Volgens haar kunnen centrummanagers een belangrijke rol spelen, omdat ze op tal van vlakken actief zijn. Op strategisch, maar ook op tactisch en operationeel niveau. Zo dragen ze onder meer bij aan visieontwikkeling en het leggen van verbindingen. ‘Om dit goed te kunnen doen, moeten ze de taal van de ondernemer, pandeigenaar, inwoner, financier, bestuurder en partners van het gebied spreken.’

Met de leergang wil de provincie de positie van de centrummanagers versterken. Dit gebeurt via onderwijsinstellingen, een adviesbureau en het uitwisselen van kennis tussen verschillende centrummanagers. De opzet is vraaggericht, want de binnenstad van Arnhem verdient een andere aanpak dan de binnenstad van bijvoorbeeld Harderwijk. De animo is groot, want de provincie moet een selectie van deelnemers gaan maken. Niet iedere Gelderse centrummanager krijgt dus de kans om de leergang te volgen. Ze komen echter wel in het netwerk van centrummanagers terecht.

Dat centrummanagers voor een opgave staan moge duidelijk zijn. De verandering van ons winkelgedrag (toenemende rol van online-aankopen) zorgt ervoor dat binnensteden in de toekomst nog meer plekken worden waar het vinden van vertier centraal staat. Daarnaast heeft de coronacrisis een niet te onderschatten impact. Volgens Van Litsenburg is het nu te vroeg om een volledig beeld van deze impact te schetsen. Wel zijn er op basis van de Gelderse impactmonitor een aantal verwachtingen.
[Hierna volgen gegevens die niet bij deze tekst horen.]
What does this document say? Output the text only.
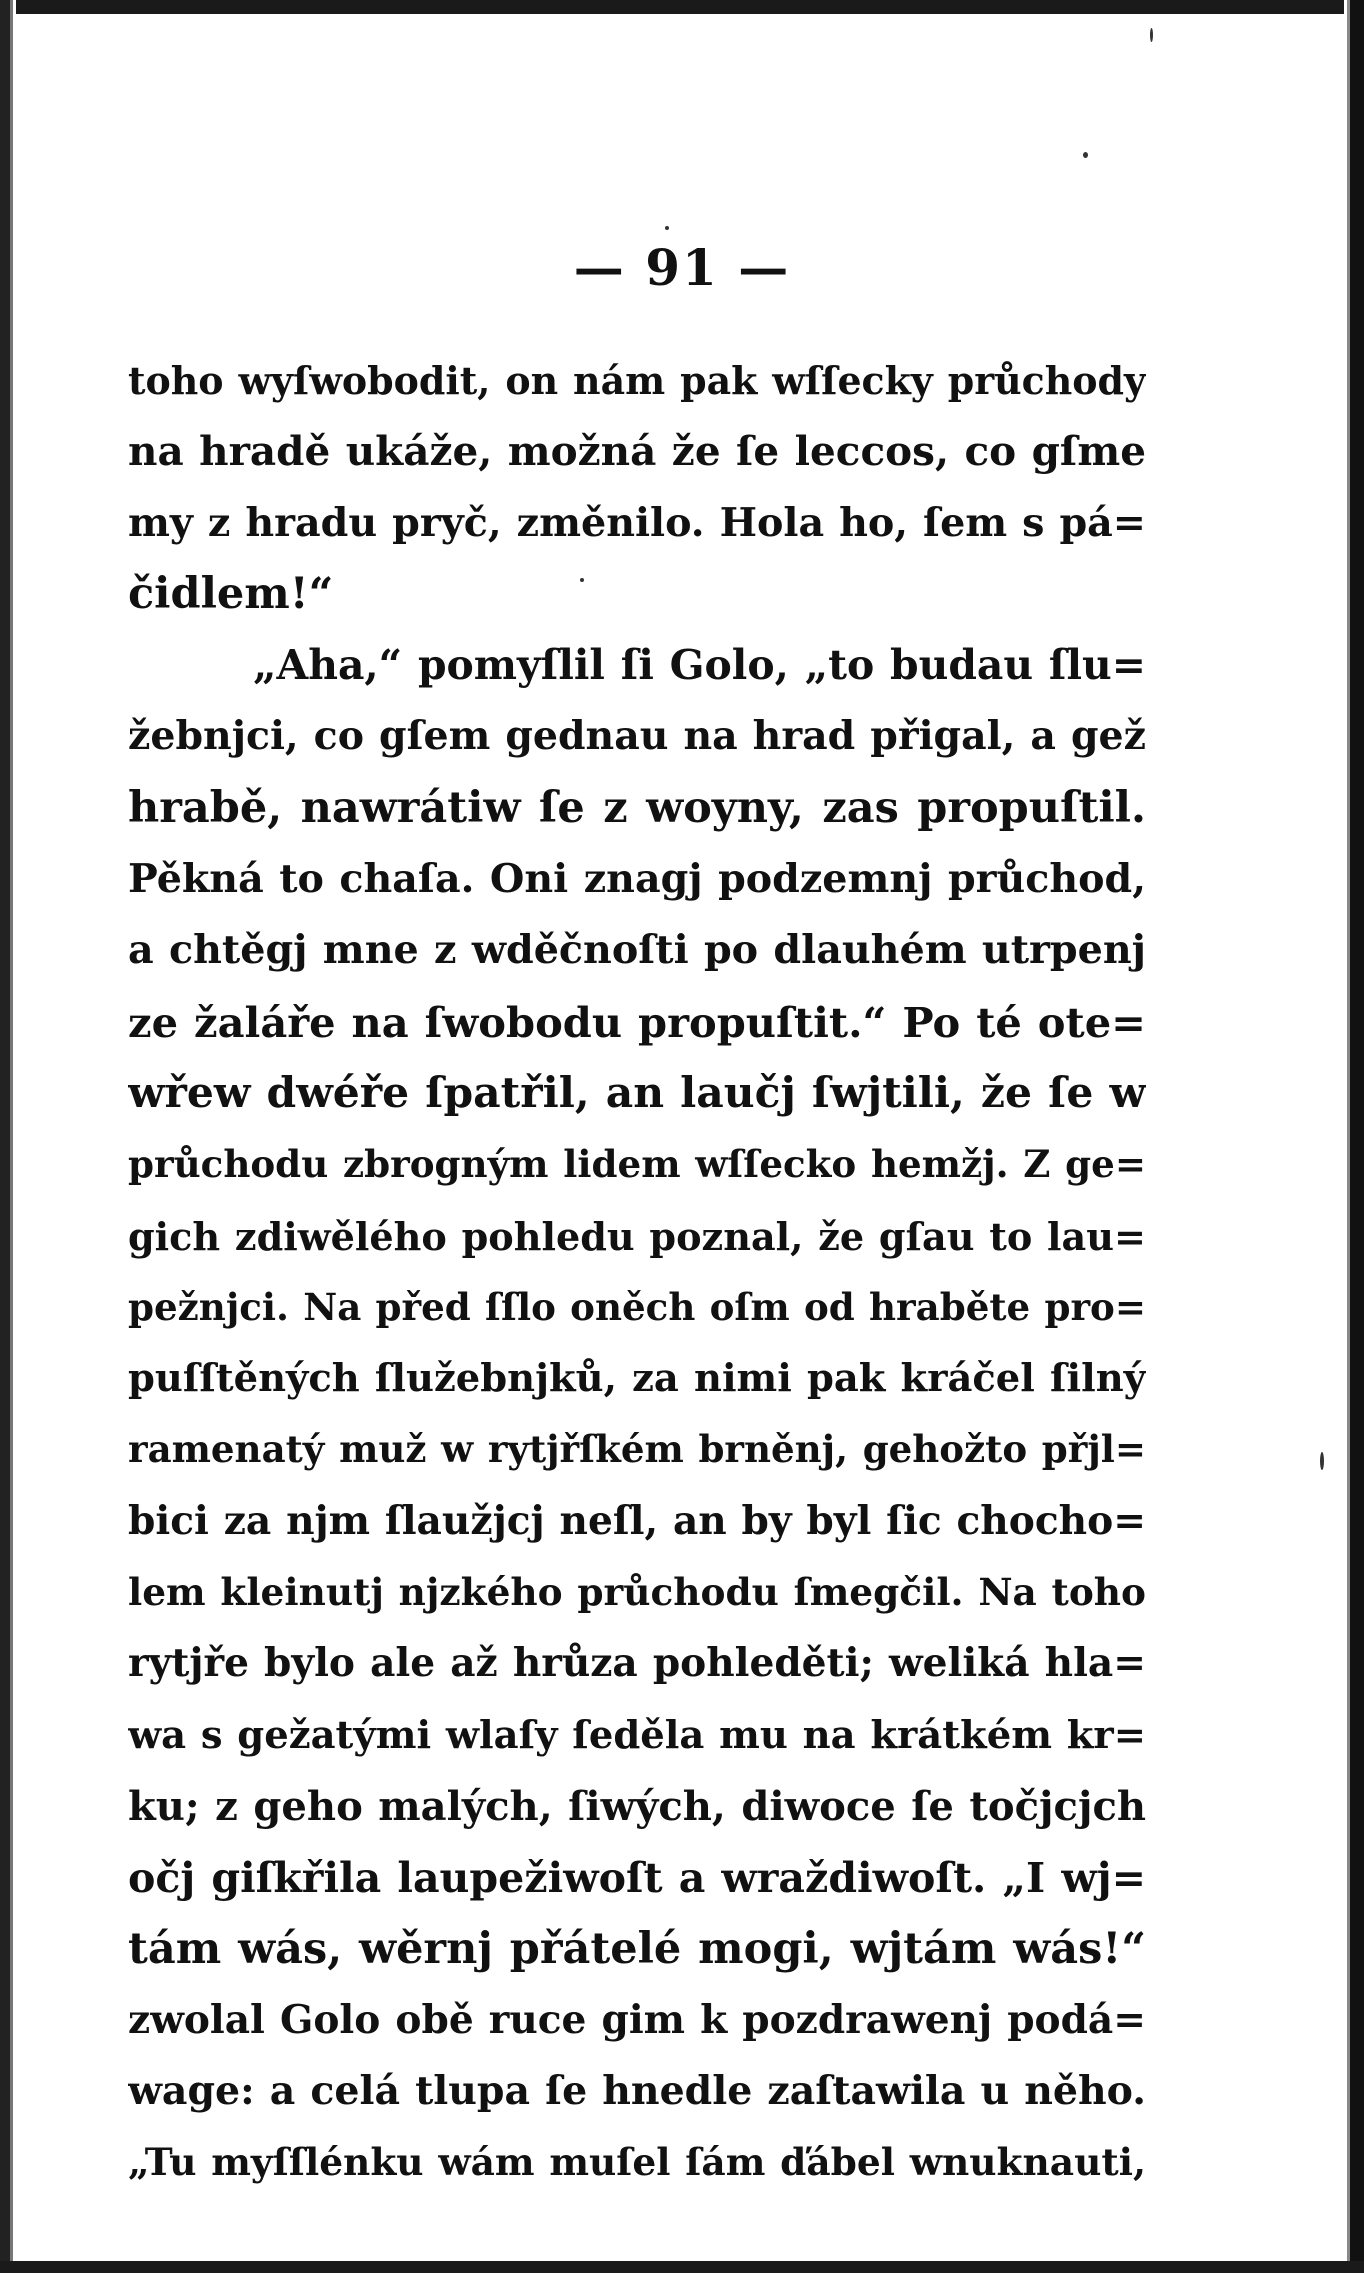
— 91 —
toho wyſwobodit, on nám pak wſſecky průchody
na hradě ukáže, možná že ſe leccos, co gſme
my z hradu pryč, změnilo. Hola ho, ſem s pá=
čidlem!“
„Aha,“ pomyſlil ſi Golo, „to budau ſlu=
žebnjci, co gſem gednau na hrad přigal, a gež
hrabě, nawrátiw ſe z woyny, zas propuſtil.
Pěkná to chaſa. Oni znagj podzemnj průchod,
a chtěgj mne z wděčnoſti po dlauhém utrpenj
ze žaláře na ſwobodu propuſtit.“ Po té ote=
wřew dwéře ſpatřil, an laučj ſwjtili, že ſe w
průchodu zbrogným lidem wſſecko hemžj. Z ge=
gich zdiwělého pohledu poznal, že gſau to lau=
pežnjci. Na před ſſlo oněch oſm od hraběte pro=
puſſtěných ſlužebnjků, za nimi pak kráčel ſilný
ramenatý muž w rytjřſkém brněnj, gehožto přjl=
bici za njm ſlaužjcj neſl, an by byl ſic chocho=
lem kleinutj njzkého průchodu ſmegčil. Na toho
rytjře bylo ale až hrůza pohleděti; weliká hla=
wa s gežatými wlaſy ſeděla mu na krátkém kr=
ku; z geho malých, ſiwých, diwoce ſe točjcjch
očj giſkřila laupežiwoſt a wraždiwoſt. „I wj=
tám wás, wěrnj přátelé mogi, wjtám wás!“
zwolal Golo obě ruce gim k pozdrawenj podá=
wage: a celá tlupa ſe hnedle zaſtawila u něho.
„Tu myſſlénku wám muſel ſám ďábel wnuknauti,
Grote steden worden over het algemeen harder geraakt dan kleinere steden en dorpskernen. Wijkwinkelcentra scoorden soms bijvoorbeeld beter dan voor de coronacrisis. Modewinkels en horeca krijgen de grootste klappen. Technologieverkoop liep bijvoorbeeld wel goed. Centra waar werkplekken in de buurt zijn en afhankelijker zijn van openbaar vervoer, hebben het ook moeilijker. Lokale besmettingsgraad speelt ook een rol.

Van Litsenburg: ‘Voor alle branches geldt: des te meer de ondernemer kan inspelen op de veranderingen, innovatief zijn, des te weerbaarder ze zijn. Bijvoorbeeld door zich online te manifesteren.’ Misschien dat de leergang voor de twaalf centrummanagers een ‘vitaliteitsvaccin’ kan zijn.